Yup. I agree. Its behaving okay for some stuff, but
I do not trust it under prolonged sustained load.
> You want to avoid the intermediate data structures
> obviously, but the question is how? Sadly since
> JavaScript uses CBV evaluation semantics, you won't
> get any help there [1]. Which means it's up to you
> to do some creative thinking in your data structures.
Agreed. For instance, intrusive function design should
work well here. Lets focus on converting the functional
complex multiplication function:
_______________________________________
>> function ct_complex_mul(c0, c1)
>> {
>> return [c0[0] * c1[0] - c0[1] * c1[1],
>> c0[0] * c1[1] + c0[1] * c1[0]];
>> }
_______________________________________
into an intrusive form:
_______________________________________
function ct_complex_mul(c0, c1)
{
var x = c0[0] * c1[0] - c0[1] * c1[1];
c0[1] = c0[0] * c1[1] + c0[1] * c1[0];
c0[0] = x;
return c0;
}
_______________________________________
Now, this will modify (c0), effectively turning it into
an input/output parameter. To call it in a loop could
look like:
_______________________________________
function foo_with_intrusive()
{
var z = [1, 1];
var c = [2, 2];
for (var i = 0; i < 10; ++i)
{
z = ct_complex_mul(z, c);
}
}
_______________________________________
Also, we can do this another way that involves an explicit
output parameter to the function. Something like:
_______________________________________
function ct_complex_mul(c0, c1, out)
{
out[0] = c0[0] * c1[0] - c0[1] * c1[1];
out[1] = c0[0] * c1[1] + c0[1] * c1[0];
return out;
}
_______________________________________
To call it in a loop could look like:
_______________________________________
function foo_with_out()
{
var out = [0, 0];
var z = [1, 1];
var c = [2, 2];
for (var i = 0; i < 10; ++i)
{
out = ct_complex_mul(z, c);
z[0] = out[0];
z[1] = out[1];
}
}
_______________________________________
Notice that both approaches have caveats, but both of them
will not have a chance to create a shi% load of objects!

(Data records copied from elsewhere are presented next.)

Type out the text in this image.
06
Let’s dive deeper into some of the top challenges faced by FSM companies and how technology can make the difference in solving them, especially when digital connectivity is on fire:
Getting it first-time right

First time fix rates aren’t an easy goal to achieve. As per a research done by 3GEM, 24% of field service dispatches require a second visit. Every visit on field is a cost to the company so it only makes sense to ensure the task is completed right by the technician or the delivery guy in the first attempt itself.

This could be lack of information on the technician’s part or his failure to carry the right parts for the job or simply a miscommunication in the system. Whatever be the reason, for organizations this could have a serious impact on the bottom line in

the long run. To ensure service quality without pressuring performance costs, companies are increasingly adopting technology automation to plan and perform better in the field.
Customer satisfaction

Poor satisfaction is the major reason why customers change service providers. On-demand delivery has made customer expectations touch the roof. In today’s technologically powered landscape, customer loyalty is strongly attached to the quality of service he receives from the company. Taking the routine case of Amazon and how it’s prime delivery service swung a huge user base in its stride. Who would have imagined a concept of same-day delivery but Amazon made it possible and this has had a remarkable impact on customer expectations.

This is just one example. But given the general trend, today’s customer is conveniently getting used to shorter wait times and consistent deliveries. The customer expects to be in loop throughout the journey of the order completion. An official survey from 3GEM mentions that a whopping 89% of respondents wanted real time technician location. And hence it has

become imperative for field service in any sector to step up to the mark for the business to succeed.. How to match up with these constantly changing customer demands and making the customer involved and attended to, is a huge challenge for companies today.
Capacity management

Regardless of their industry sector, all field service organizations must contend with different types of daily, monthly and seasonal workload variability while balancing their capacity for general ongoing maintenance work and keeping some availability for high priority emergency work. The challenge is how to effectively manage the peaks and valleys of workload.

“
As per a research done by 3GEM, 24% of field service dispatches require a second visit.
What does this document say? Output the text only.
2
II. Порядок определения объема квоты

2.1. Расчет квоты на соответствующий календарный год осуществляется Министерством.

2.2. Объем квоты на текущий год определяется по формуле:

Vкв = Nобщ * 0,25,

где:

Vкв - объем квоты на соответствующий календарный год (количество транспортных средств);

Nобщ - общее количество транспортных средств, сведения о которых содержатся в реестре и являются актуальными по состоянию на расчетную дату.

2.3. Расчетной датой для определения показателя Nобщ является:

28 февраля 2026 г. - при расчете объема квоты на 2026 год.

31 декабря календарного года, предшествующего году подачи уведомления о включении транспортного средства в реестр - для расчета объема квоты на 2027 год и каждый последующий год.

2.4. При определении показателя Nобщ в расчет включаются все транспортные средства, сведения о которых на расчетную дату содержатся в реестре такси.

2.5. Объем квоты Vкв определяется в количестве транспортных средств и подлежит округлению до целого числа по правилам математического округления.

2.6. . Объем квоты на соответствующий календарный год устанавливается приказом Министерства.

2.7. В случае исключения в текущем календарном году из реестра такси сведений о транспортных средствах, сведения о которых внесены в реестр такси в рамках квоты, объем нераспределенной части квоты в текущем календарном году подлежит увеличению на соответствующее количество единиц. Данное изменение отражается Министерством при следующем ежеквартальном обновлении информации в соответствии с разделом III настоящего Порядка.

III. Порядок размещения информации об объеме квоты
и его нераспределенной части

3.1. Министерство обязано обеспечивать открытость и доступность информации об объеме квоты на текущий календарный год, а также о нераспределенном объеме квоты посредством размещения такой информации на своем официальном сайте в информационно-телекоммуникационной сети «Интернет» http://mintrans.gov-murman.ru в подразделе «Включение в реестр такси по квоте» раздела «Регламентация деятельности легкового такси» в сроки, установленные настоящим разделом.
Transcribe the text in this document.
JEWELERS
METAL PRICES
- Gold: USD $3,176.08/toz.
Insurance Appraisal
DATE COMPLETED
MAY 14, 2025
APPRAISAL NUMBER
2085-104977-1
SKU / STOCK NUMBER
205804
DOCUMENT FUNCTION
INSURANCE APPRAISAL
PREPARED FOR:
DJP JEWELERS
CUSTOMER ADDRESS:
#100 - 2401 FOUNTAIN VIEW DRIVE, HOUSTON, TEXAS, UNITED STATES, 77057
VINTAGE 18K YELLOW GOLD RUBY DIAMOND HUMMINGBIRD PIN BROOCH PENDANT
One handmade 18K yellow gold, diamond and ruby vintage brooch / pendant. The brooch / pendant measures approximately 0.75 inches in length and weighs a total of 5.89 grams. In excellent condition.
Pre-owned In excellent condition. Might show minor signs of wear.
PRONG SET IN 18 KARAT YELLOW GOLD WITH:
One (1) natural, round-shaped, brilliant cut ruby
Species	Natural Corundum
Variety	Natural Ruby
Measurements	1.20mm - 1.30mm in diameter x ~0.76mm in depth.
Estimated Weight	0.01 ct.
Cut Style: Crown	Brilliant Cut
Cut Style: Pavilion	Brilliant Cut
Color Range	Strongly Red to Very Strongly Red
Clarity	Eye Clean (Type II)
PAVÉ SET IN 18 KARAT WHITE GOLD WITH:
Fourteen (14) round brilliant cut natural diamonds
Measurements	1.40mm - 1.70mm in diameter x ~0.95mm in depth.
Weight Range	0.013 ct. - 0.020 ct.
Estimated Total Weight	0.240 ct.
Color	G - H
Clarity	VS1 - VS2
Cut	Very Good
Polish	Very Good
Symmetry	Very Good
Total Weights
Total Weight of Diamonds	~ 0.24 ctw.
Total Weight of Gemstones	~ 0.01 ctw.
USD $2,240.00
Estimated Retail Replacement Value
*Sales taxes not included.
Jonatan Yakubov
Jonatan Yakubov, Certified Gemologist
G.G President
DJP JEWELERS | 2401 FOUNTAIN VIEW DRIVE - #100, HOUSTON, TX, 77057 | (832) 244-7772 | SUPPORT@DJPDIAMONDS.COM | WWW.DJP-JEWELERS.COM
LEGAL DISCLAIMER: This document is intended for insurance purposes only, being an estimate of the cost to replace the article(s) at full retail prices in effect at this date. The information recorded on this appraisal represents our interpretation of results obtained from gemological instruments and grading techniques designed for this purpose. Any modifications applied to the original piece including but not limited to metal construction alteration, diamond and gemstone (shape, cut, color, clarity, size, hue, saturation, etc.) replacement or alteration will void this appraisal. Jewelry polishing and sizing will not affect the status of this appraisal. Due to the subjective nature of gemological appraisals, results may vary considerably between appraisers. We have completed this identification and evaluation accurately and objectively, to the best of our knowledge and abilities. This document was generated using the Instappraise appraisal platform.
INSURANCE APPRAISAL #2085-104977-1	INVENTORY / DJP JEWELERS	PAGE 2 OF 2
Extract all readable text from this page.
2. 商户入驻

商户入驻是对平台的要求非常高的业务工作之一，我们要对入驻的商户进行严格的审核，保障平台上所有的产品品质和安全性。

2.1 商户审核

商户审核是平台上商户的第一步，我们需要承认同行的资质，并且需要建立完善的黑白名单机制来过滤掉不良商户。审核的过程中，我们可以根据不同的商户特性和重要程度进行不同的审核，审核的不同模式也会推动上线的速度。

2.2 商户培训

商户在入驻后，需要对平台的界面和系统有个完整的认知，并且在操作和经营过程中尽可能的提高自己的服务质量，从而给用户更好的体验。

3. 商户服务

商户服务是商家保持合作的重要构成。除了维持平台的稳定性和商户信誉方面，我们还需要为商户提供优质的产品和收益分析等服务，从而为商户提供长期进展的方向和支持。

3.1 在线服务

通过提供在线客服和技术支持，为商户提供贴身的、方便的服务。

Do you have some better ideas here?
> Looking at what you have thus far, I don't think
> there is much you can do to improve things at this
> level of discourse, at best I think you might get a
> constant factor speedup at the significant expense
> of readability. (Bit fiddling and Math.foo()
> alternatives...)
FWIW, check out this sqrt estimation algorithm:
http://forums.parallax.com/discussion/147522/dog-leg-hypotenuse-approximation
;^)
> I think what I would do is evaluate how the application
> is developing and at that stage try to discover some
> form of higher level rules that you can exploit. For
> example, for manipulating sums:
> 1 + 2 + 3 + ... + n = (n*(n+1)) / 2
Indeed.
> Another thought is to switch to polar coordinates
> instead of Cartesian coordinates as it would simplify
> multiplication and division at least. With fractal based
> work this might be more intuitive anyway, yes?
Right. However, I think that converting Polar into Cartesian
in order to add/subtract is the simplest route correct?